- Active: 1915- 1918
- Country: United Kingdom
- Branch: British Army
- Type: Infantry Brigade
- Role: Home Defence
- Part of: 68th (2nd Welsh) Division

= 203rd (2nd North Wales) Brigade =

203rd (2nd North Wales) Brigade was a formation of the British Army during World War I.

==Origin==
On the outbreak of war in August 1914, the four Territorial Force battalions (4th – 7th) of the Royal Welsh Fusiliers comprised the North Wales Brigade of the Welsh Division. In common with the rest of the Territorial Force, these battalions immediately began forming 'Second Line' duplicate battalions composed of recruits and men enlisted for home service only.
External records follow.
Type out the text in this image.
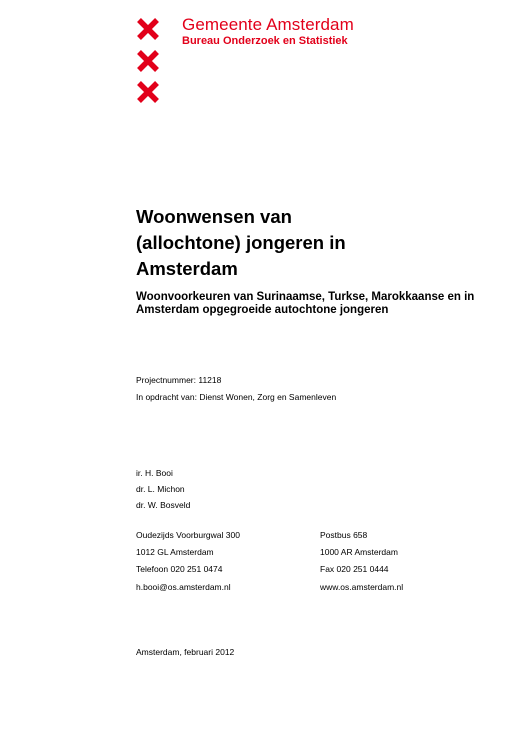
Gemeente Amsterdam
Bureau Onderzoek en Statistiek
Woonwensen van
(allochtone) jongeren in
Amsterdam
Woonvoorkeuren van Surinaamse, Turkse, Marokkaanse en in
Amsterdam opgegroeide autochtone jongeren
Projectnummer: 11218
In opdracht van: Dienst Wonen, Zorg en Samenleven
ir. H. Booi
dr. L. Michon
dr. W. Bosveld
Oudezijds Voorburgwal 300
1012 GL Amsterdam
Telefoon 020 251 0474
h.booi@os.amsterdam.nl
Postbus 658
1000 AR Amsterdam
Fax 020 251 0444
www.os.amsterdam.nl
Amsterdam, februari 2012
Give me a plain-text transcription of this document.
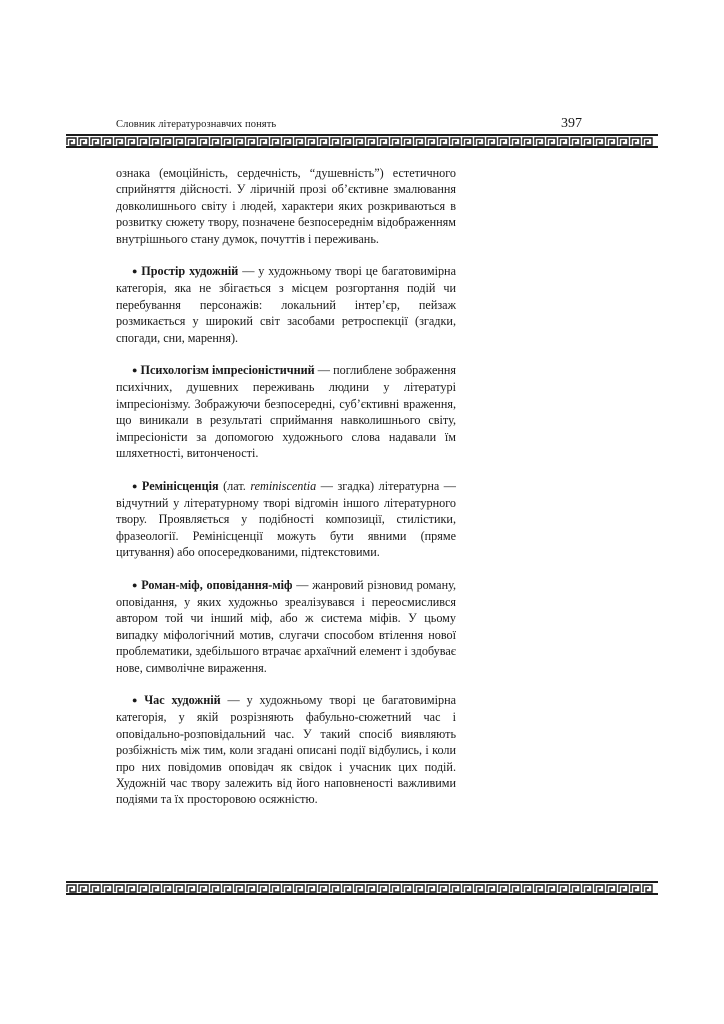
Словник літературознавчих понять	397

ознака (емоційність, сердечність, “душевність”) естетичного сприйняття дійсності. У ліричній прозі об’єктивне змалювання довколишнього світу і людей, характери яких розкриваються в розвитку сюжету твору, позначене безпосереднім відображенням внутрішнього стану думок, почуттів і переживань.

● Простір художній — у художньому творі це багатовимірна категорія, яка не збігається з місцем розгортання подій чи перебування персонажів: локальний інтер’єр, пейзаж розмикається у широкий світ засобами ретроспекції (згадки, спогади, сни, марення).

● Психологізм імпресіоністичний — поглиблене зображення психічних, душевних переживань людини у літературі імпресіонізму. Зображуючи безпосередні, суб’єктивні враження, що виникали в результаті сприймання навколишнього світу, імпресіоністи за допомогою художнього слова надавали їм шляхетності, витонченості.

● Ремінісценція (лат. reminiscentia — згадка) літературна — відчутний у літературному творі відгомін іншого літературного твору. Проявляється у подібності композиції, стилістики, фразеології. Ремінісценції можуть бути явними (пряме цитування) або опосередкованими, підтекстовими.

● Роман-міф, оповідання-міф — жанровий різновид роману, оповідання, у яких художньо зреалізувався і переосмислився автором той чи інший міф, або ж система міфів. У цьому випадку міфологічний мотив, слугачи способом втілення нової проблематики, здебільшого втрачає архаїчний елемент і здобуває нове, символічне вираження.

● Час художній — у художньому творі це багатовимірна категорія, у якій розрізняють фабульно-сюжетний час і оповідально-розповідальний час. У такий спосіб виявляють розбіжність між тим, коли згадані описані події відбулись, і коли про них повідомив оповідач як свідок і учасник цих подій. Художній час твору залежить від його наповненості важливими подіями та їх просторовою осяжністю.
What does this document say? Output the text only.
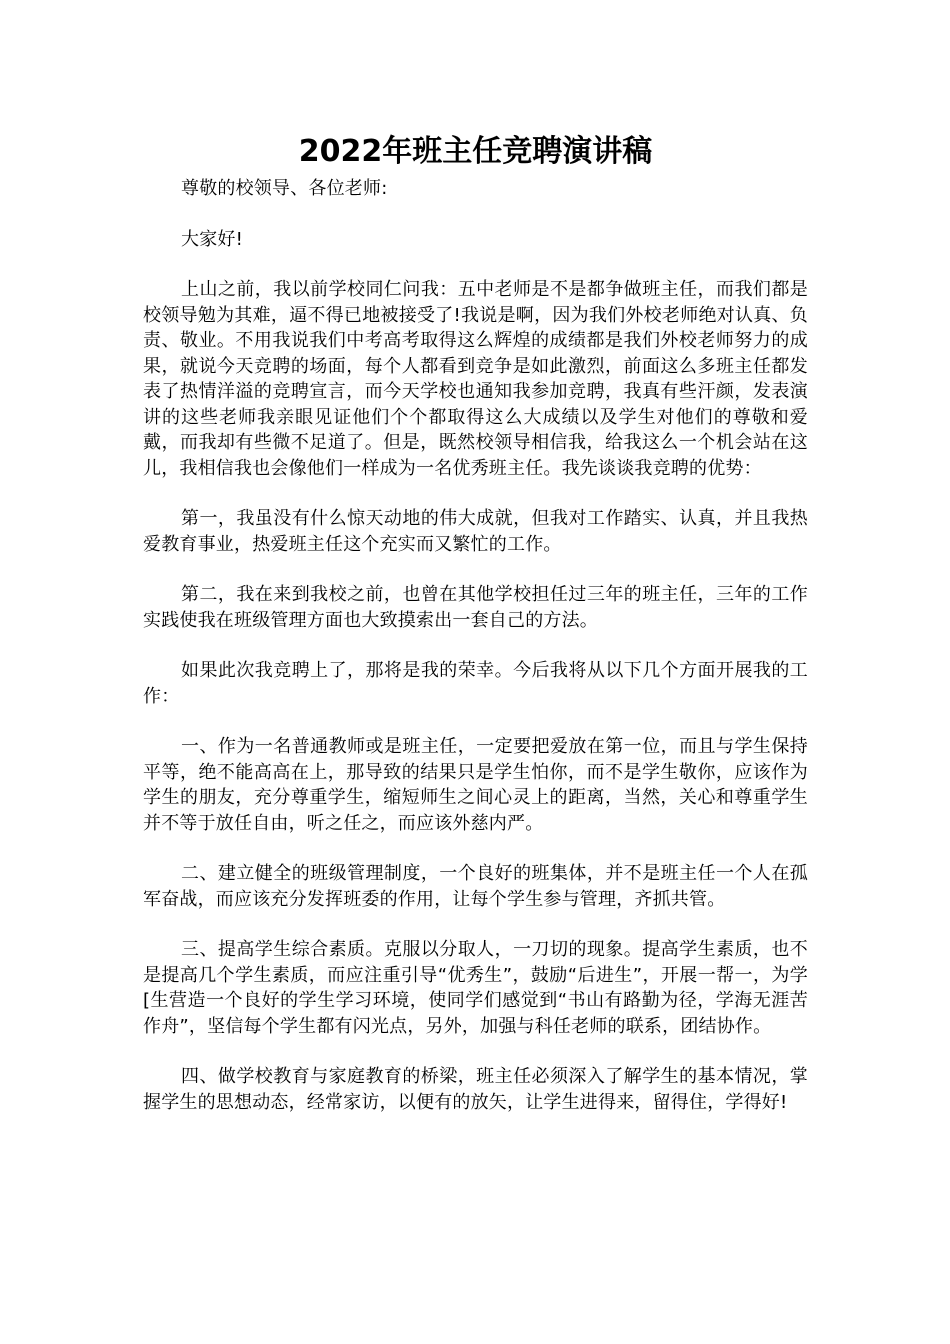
2022年班主任竞聘演讲稿

尊敬的校领导、各位老师:

大家好!

上山之前，我以前学校同仁问我：五中老师是不是都争做班主任，而我们都是校领导勉为其难，逼不得已地被接受了!我说是啊，因为我们外校老师绝对认真、负责、敬业。不用我说我们中考高考取得这么辉煌的成绩都是我们外校老师努力的成果，就说今天竞聘的场面，每个人都看到竞争是如此激烈，前面这么多班主任都发表了热情洋溢的竞聘宣言，而今天学校也通知我参加竞聘，我真有些汗颜，发表演讲的这些老师我亲眼见证他们个个都取得这么大成绩以及学生对他们的尊敬和爱戴，而我却有些微不足道了。但是，既然校领导相信我，给我这么一个机会站在这儿，我相信我也会像他们一样成为一名优秀班主任。我先谈谈我竞聘的优势：

第一，我虽没有什么惊天动地的伟大成就，但我对工作踏实、认真，并且我热爱教育事业，热爱班主任这个充实而又繁忙的工作。

第二，我在来到我校之前，也曾在其他学校担任过三年的班主任，三年的工作实践使我在班级管理方面也大致摸索出一套自己的方法。

如果此次我竞聘上了，那将是我的荣幸。今后我将从以下几个方面开展我的工作：

一、作为一名普通教师或是班主任，一定要把爱放在第一位，而且与学生保持平等，绝不能高高在上，那导致的结果只是学生怕你，而不是学生敬你，应该作为学生的朋友，充分尊重学生，缩短师生之间心灵上的距离，当然，关心和尊重学生并不等于放任自由，听之任之，而应该外慈内严。

二、建立健全的班级管理制度，一个良好的班集体，并不是班主任一个人在孤军奋战，而应该充分发挥班委的作用，让每个学生参与管理，齐抓共管。

三、提高学生综合素质。克服以分取人，一刀切的现象。提高学生素质，也不是提高几个学生素质，而应注重引导“优秀生”，鼓励“后进生”，开展一帮一，为学[生营造一个良好的学生学习环境，使同学们感觉到“书山有路勤为径，学海无涯苦作舟”，坚信每个学生都有闪光点，另外，加强与科任老师的联系，团结协作。

四、做学校教育与家庭教育的桥梁，班主任必须深入了解学生的基本情况，掌握学生的思想动态，经常家访，以便有的放矢，让学生进得来，留得住，学得好!
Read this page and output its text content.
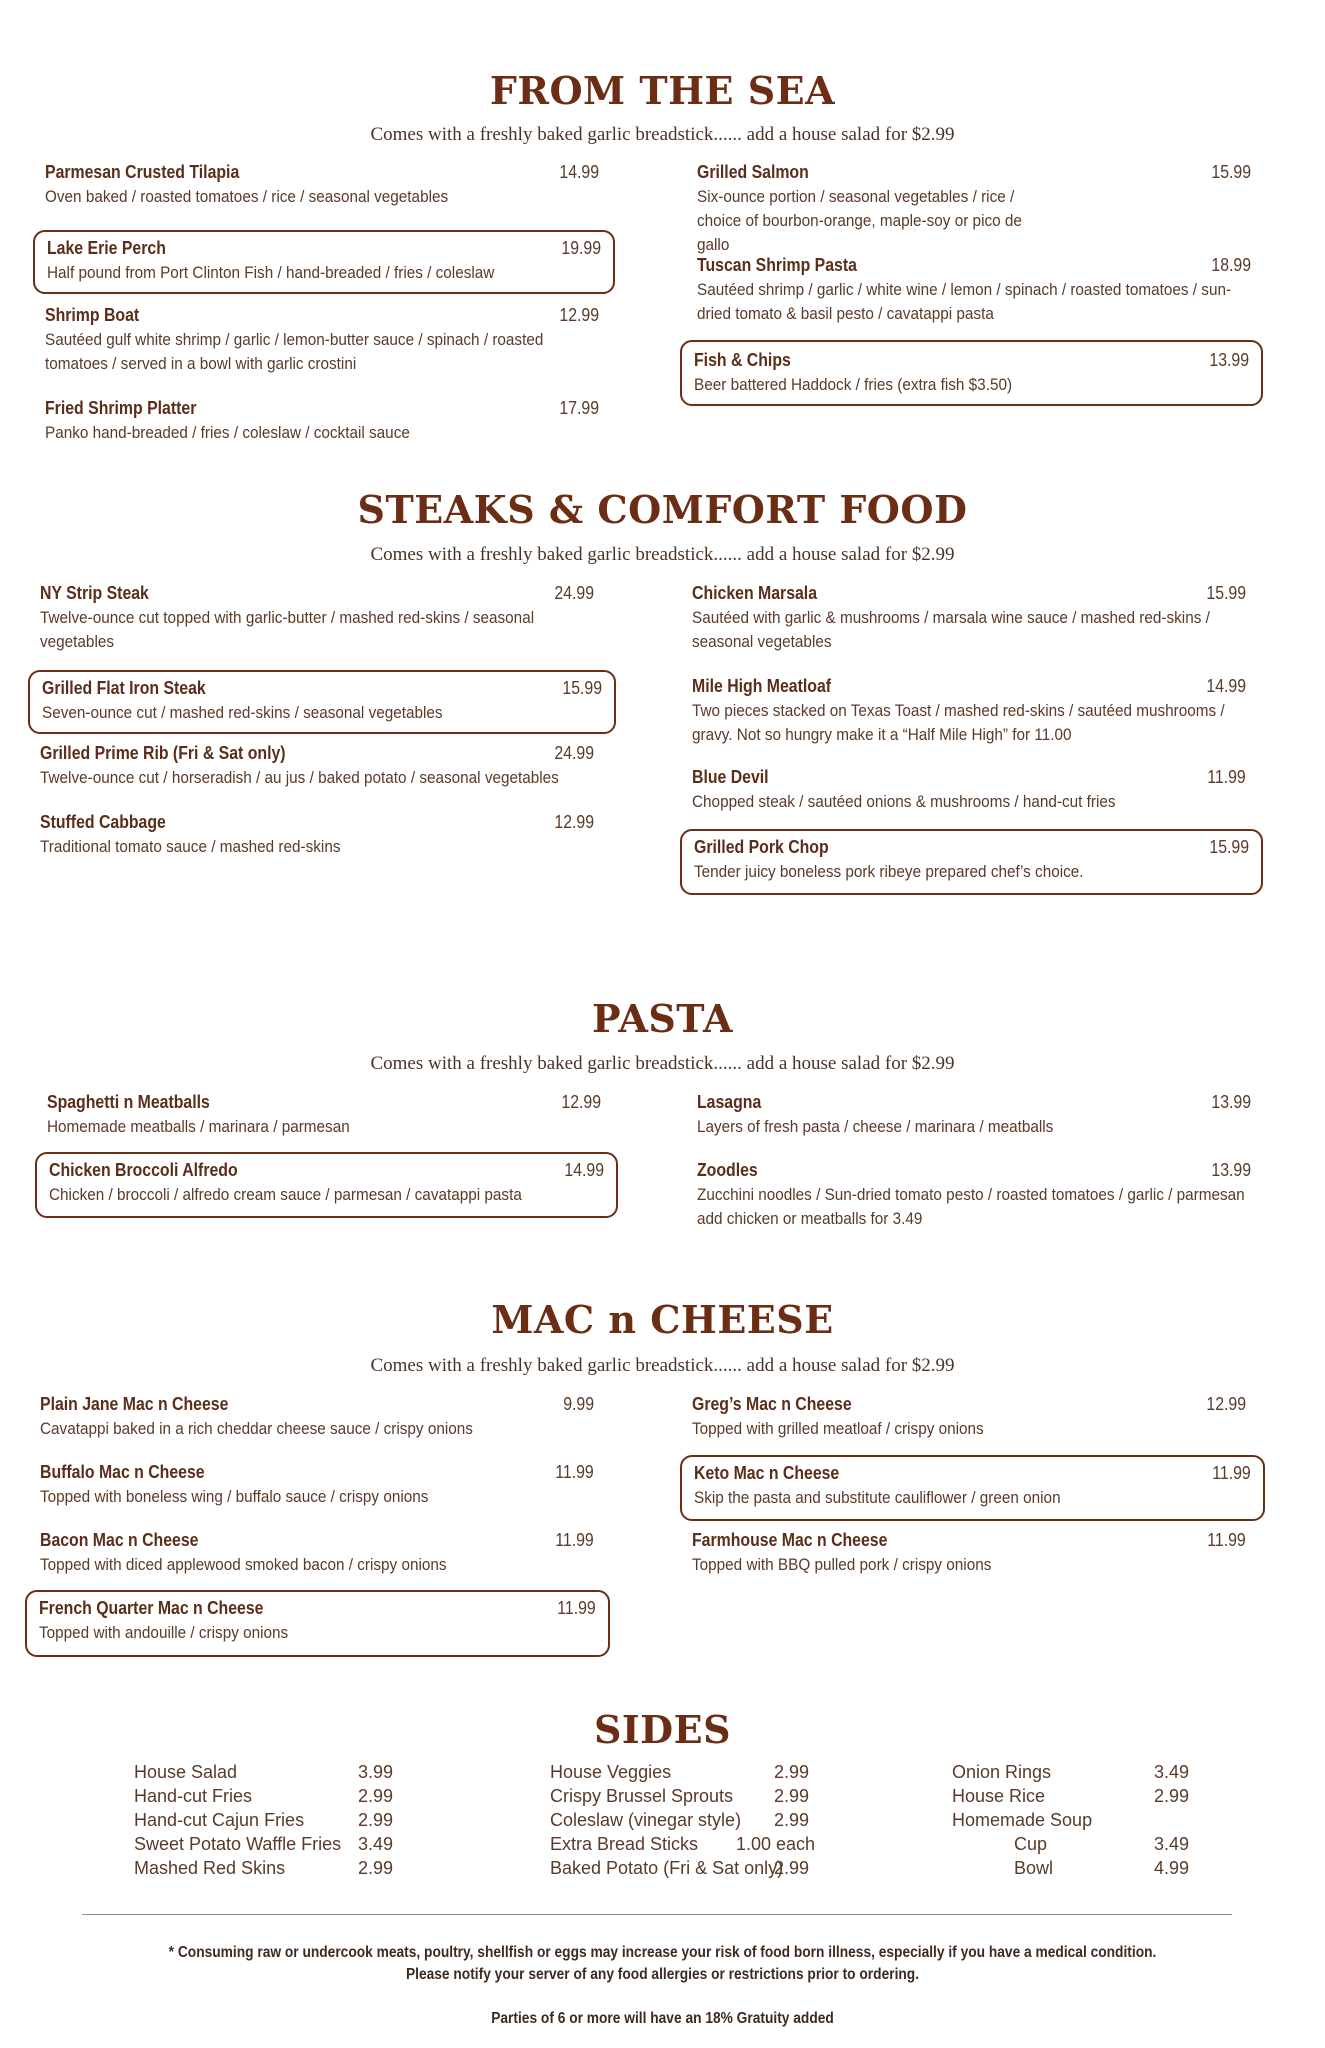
FROM THE SEA

Comes with a freshly baked garlic breadstick...... add a house salad for $2.99

Parmesan Crusted Tilapia	14.99
Oven baked / roasted tomatoes / rice / seasonal vegetables
Lake Erie Perch	19.99
Half pound from Port Clinton Fish / hand-breaded / fries / coleslaw
Shrimp Boat	12.99
Sautéed gulf white shrimp / garlic / lemon-butter sauce / spinach / roasted tomatoes / served in a bowl with garlic crostini
Fried Shrimp Platter	17.99
Panko hand-breaded / fries / coleslaw / cocktail sauce
Grilled Salmon	15.99
Six-ounce portion / seasonal vegetables / rice / choice of bourbon-orange, maple-soy or pico de gallo
Tuscan Shrimp Pasta	18.99
Sautéed shrimp / garlic / white wine / lemon / spinach / roasted tomatoes / sun-dried tomato & basil pesto / cavatappi pasta
Fish & Chips	13.99
Beer battered Haddock / fries (extra fish $3.50)
STEAKS & COMFORT FOOD

Comes with a freshly baked garlic breadstick...... add a house salad for $2.99

NY Strip Steak	24.99
Twelve-ounce cut topped with garlic-butter / mashed red-skins / seasonal vegetables
Grilled Flat Iron Steak	15.99
Seven-ounce cut / mashed red-skins / seasonal vegetables
Grilled Prime Rib (Fri & Sat only)	24.99
Twelve-ounce cut / horseradish / au jus / baked potato / seasonal vegetables
Stuffed Cabbage	12.99
Traditional tomato sauce / mashed red-skins
Chicken Marsala	15.99
Sautéed with garlic & mushrooms / marsala wine sauce / mashed red-skins / seasonal vegetables
Mile High Meatloaf	14.99
Two pieces stacked on Texas Toast / mashed red-skins / sautéed mushrooms / gravy. Not so hungry make it a “Half Mile High” for 11.00
Blue Devil	11.99
Chopped steak / sautéed onions & mushrooms / hand-cut fries
Grilled Pork Chop	15.99
Tender juicy boneless pork ribeye prepared chef’s choice.
PASTA

Comes with a freshly baked garlic breadstick...... add a house salad for $2.99

Spaghetti n Meatballs	12.99
Homemade meatballs / marinara / parmesan
Chicken Broccoli Alfredo	14.99
Chicken / broccoli / alfredo cream sauce / parmesan / cavatappi pasta
Lasagna	13.99
Layers of fresh pasta / cheese / marinara / meatballs
Zoodles	13.99
Zucchini noodles / Sun-dried tomato pesto / roasted tomatoes / garlic / parmesan add chicken or meatballs for 3.49
MAC n CHEESE

Comes with a freshly baked garlic breadstick...... add a house salad for $2.99

Plain Jane Mac n Cheese	9.99
Cavatappi baked in a rich cheddar cheese sauce / crispy onions
Buffalo Mac n Cheese	11.99
Topped with boneless wing / buffalo sauce / crispy onions
Bacon Mac n Cheese	11.99
Topped with diced applewood smoked bacon / crispy onions
French Quarter Mac n Cheese	11.99
Topped with andouille / crispy onions
Greg’s Mac n Cheese	12.99
Topped with grilled meatloaf / crispy onions
Keto Mac n Cheese	11.99
Skip the pasta and substitute cauliflower / green onion
Farmhouse Mac n Cheese	11.99
Topped with BBQ pulled pork / crispy onions
SIDES
House Salad	3.99
Hand-cut Fries	2.99
Hand-cut Cajun Fries	2.99
Sweet Potato Waffle Fries 3.49
Mashed Red Skins	2.99
House Veggies	2.99
Crispy Brussel Sprouts 2.99
Coleslaw (vinegar style) 2.99
Extra Bread Sticks 1.00 each
Baked Potato (Fri & Sat only)
2.99
Onion Rings	3.49
House Rice	2.99
Homemade Soup
Cup	3.49
Bowl	4.99
* Consuming raw or undercook meats, poultry, shellfish or eggs may increase your risk of food born illness, especially if you have a medical condition.
Please notify your server of any food allergies or restrictions prior to ordering.
Parties of 6 or more will have an 18% Gratuity added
In May 1915 the original brigade became 158th (North Wales) Brigade in 53rd (Welsh) Division. Similarly the Second Line brigade became 203rd (2nd North Wales) Brigade in 68th (2nd Welsh) Division.

==Composition==
On formation, 203rd Bde comprised the following battalions:
- 2/4th (Denbighshire) Battalion, Royal Welch Fusiliers (disbanded March 1918)
- 2/5th (Flintshire) Battalion, Royal Welch Fusiliers (disbanded 16 March 1918)
- 2/6th (Carnarvonshire and Anglesey) Battalion, Royal Welch Fusiliers (disbanded 8 September 1917)
- 2/7th (Merionethshire & Montgomeryshire) Battalion, Royal Welch Fusiliers (disbanded 12 September 1917)

==Service==
68th Division did not go overseas even after the Military Service Act 1916 made it possible to send second line Territorials to war zones. The division and its components remained as part of the home defences of Britain, training and supplying drafts to other units overseas. The original units dwindled and were eventually disbanded.